Closed cheapy closed 1 year ago

cheapy commented 1 year ago

VerticalEdgeSwitch=1

I move the mouse to the bottom of the screen, the down arrow appears, after a short delay the workspace switches up to the next one

This seems backwards.

Do I have something configured wrong?

gijsbers commented 1 year ago

All of the workspaces are organized in a grid. By default icewm uses 20 workspaces per row. The vertical edge switching goes from one row to the next (or previous) row. Hence by steps of 20. You can change this setup:

xprop -root -f _NET_DESKTOP_LAYOUT 32cccc -set _NET_DESKTOP_LAYOUT 0,5,7,0

will give you a workspace grid layout of 7 rows of 5 columns. I'm not aware of any handy utility for this.

Such a statement could be added to your ~/.icewm/startup.

gijsbers commented 1 year ago

@cheapy Could you try if you like the new Alt+Tab with history?

cheapy commented 1 year ago

I am still running the version from a few days ago with the enhancement to drag windows across the edges to the next or previous workspace.

I'm not sure what to test, but I'm on lunch from work, so will update code to current and recompile, and then check back here to see what you need me to try

cheapy commented 1 year ago

I have current code compiled and running Let me know how I should test. I saw issue 673 but not really understanding what I should be testing

cheapy commented 1 year ago

Ok, I figured it out. I combined 2 windows into one. If I have that window active and Alt+Tab, I can see both listed, and can make the other one active instead. But what I don't see is on the title bar, I would expect to see the title of the active tab, and another inactive tab on the titlebar with the 2nd window that is hiding behind it.

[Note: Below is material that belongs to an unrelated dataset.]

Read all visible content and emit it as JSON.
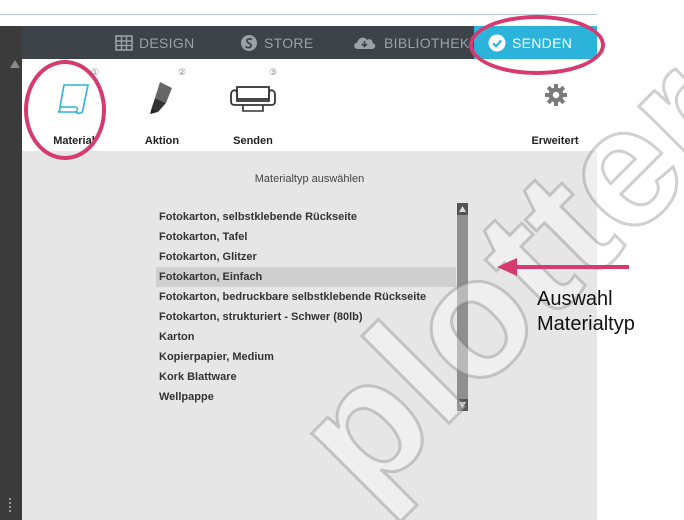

cheapy commented 1 year ago

I thought you might like to see this...

Thanks for all your help! edgeswitch-arrow

gijsbers commented 1 year ago

I see you have become a master in the art of cursor hotspot definitions!

cheapy commented 1 year ago

Yes, I got that working. It was actually not too hard once I saw it was really just a text file. Maybe that is also how to solve the bad colors of the arrows? I was hoping to make them black, white and transparent in the middle.

gijsbers commented 1 year ago

You could also try a utility to do this. After pixmap -in move.xpm you can tweak colors and define the hotspot.